Could political interference create ‘sovereign risk’ for Canada’s digital infrastructure?

A new report released this morning warns “Mandated access could impair Canada’s next generation of digital infrastructure.” The report, “Mandated Competition or Free Ride?” [pdf, 329KB], expresses “concern” that the CRTC would act on political directions to reduce wireless prices and warns of the potential impact of the Minister’s mandate letter on the perception of independence of Canadian regulatory institutions.

In the context of the CRTC’s recent Wireless Review proceeding, as well as the ongoing Cabinet appeal of last year’s wholesale broadband decision [Telecom Order CRTC 2019-288], the Competition Policy Council of the CD Howe Institute held an ”ad hoc” meeting in February to discuss the issue of mandating access to telecommunications facilities. Members of the Council highlighted a lack of clarity for what consumer price level the federal government views as “economically efficient”. The report says certain members of the Council “doubted that the federal government has an empirical basis for its [25%] price reduction target. These members believed that the federal government has established its target arbitrarily and for political aims.”
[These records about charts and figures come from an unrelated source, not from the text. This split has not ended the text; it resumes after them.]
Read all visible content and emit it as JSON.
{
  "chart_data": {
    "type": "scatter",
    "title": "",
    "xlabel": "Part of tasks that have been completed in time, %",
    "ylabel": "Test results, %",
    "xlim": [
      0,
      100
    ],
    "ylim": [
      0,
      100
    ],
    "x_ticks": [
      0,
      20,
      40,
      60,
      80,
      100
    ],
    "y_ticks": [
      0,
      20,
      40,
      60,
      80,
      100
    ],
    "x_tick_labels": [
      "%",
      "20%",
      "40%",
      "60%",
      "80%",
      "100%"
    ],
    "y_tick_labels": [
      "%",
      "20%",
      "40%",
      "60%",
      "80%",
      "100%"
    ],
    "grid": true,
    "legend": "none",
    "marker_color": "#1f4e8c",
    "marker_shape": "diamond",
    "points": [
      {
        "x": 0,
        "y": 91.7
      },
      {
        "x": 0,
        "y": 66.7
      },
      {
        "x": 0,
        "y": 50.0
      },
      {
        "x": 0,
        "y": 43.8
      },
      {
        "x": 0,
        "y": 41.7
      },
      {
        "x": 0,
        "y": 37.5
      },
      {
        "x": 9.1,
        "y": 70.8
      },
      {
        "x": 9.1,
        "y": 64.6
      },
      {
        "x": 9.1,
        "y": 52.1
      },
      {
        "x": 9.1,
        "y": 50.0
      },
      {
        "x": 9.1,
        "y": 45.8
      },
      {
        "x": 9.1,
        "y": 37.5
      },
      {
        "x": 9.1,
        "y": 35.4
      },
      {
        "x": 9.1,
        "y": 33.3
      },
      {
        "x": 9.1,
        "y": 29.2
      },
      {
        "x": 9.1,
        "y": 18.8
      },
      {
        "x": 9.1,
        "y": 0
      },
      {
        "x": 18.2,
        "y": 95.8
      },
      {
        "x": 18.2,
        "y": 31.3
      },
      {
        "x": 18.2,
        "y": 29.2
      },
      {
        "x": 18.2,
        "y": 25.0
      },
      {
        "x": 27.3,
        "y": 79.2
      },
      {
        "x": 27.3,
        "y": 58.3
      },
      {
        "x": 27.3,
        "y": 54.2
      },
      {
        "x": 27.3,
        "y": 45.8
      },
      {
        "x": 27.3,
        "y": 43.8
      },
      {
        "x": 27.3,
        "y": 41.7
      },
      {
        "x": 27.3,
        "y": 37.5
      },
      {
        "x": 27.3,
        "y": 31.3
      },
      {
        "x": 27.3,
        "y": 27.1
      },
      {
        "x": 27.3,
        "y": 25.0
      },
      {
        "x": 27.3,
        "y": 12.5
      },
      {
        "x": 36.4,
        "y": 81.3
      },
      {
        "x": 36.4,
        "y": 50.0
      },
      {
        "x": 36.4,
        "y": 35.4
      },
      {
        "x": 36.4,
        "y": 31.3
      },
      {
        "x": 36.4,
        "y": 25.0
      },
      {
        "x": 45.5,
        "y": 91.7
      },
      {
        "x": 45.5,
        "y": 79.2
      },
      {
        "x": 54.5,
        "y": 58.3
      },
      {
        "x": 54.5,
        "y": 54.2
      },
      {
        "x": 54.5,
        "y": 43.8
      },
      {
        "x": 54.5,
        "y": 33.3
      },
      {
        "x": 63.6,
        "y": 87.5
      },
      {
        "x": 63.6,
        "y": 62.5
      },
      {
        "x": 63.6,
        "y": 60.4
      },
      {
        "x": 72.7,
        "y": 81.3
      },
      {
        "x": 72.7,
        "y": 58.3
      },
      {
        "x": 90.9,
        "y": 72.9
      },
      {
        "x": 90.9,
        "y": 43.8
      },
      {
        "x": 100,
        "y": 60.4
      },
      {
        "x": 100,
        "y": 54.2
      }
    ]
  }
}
The report notes the significant risk of setting wholesale rates ‘wrong’ and says that most members of the Council were “skeptical of the institutional competence of the CRTC to consistently identify the ‘right’ regulated rates for mandating access.”

The consensus of Council members present was that competition in telecommunications services involves fast-paced technological change, long lead-time investment in facilities, multiple and highly differentiated service offerings, consumer demand for high-quality services, and rapidly evolving cost structures. All Council members were cognizant of the “enabling” impact of high-quality infrastructure for digital services on Canada’s overall competitiveness. While certain Council members contended that mandated access would provide downward pressure on consumer prices, other members were concerned that short-run price reductions would come at the expense of long-term investment incentives for next-generation facilities. Council members agreed that setting rates for access at too low a level below facilities providers’ required return on infrastructure investments would discourage future investments.

Members of the Competition Policy Council said “Setting rates for access at too low a level below facilities providers’ required return on infrastructure investments would discourage future investments.”

Council members agreed that facilities to transmit information – whether by signals over wireline infrastructure or using radio spectrum – are essential for providing communications services. The question at the core of the discussion was whether competitors ought to build their own facilities, or whether mandating access by some competitors to other competitors’ facilities is preferable.

Recording the divergent views of some members of the Council, the report takes on the tone of ‘meeting minutes’ of the debate among council members:

One group of Council members argued that the CRTC should increase mandated access – particularly by allowing MVNO access to wireless transmission facilities at regulated wholesale rates. These members contended that the CRTC should not assume that the only way to compete is to build alternative transmission systems and operate them more efficiently. In these members’ opinion, such “facilities-based competition” is an out-dated concept in the current technological setting, in which they contend great efficiencies can be generated by superior computer power and algorithms without the need of owning and running hardware transmission facilities. While acknowledging that mandated access requires close attention to appropriate access prices, this group of Council members contended that facilities-based providers would continue to have an efficient incentive for new infrastructure if the CRTC adopts a “cost plus” framework for setting rates for mandated access. That is, these members argue that rates can be calibrated to provide sufficiently high risk-adjusted returns on capital to preserve incentive for new investment at the margin.

In contrast, as discussed further below, a second group of Council members expressed scepticism that the CRTC would have the capacity to set appropriate prices for access that provide the appropriate risk-adjusted rate of return to investment in facilities.

These sceptical members contended that mandating access has failed empirically to foster durable competition. For example, certain members pointed to the CRTC’s arguably unsuccessful earlier approach to compelling unbundling of local loops for telephones in order to foster competition in voice services. Nonetheless it was the development of voice services provided through cable and fiberoptic facilities (e.g., VoIP) that ultimately produced new competitors for telephone facilities.

In this way, these members observed that regulators tend to be “backwards-looking.” That is, regulators arguably focus on static sources of competition. By assuming that existing infrastructure will be the only technology for delivering a given service, certain Council members believe that regulators run the risk of interfering in the dynamic that drives entry of durable new facilities-based competition.

The report concludes with a discussion warning of political interference in the independence of Canada’s telecommunications regulator. “If government pursues short-run political objectives at the expense of returns on long-lived infrastructure investments, certain Council members believe confidence in Canada’s regulatory regime for telecommunications will be difficult to win back.”

According to members of the Council, politically driven policy shifts that result in reduced returns on past investments will be viewed by the investment community as a form of sovereign risk “unless political decision-makers make credible commitments to an independent regulatory process grounded in consistent principles.”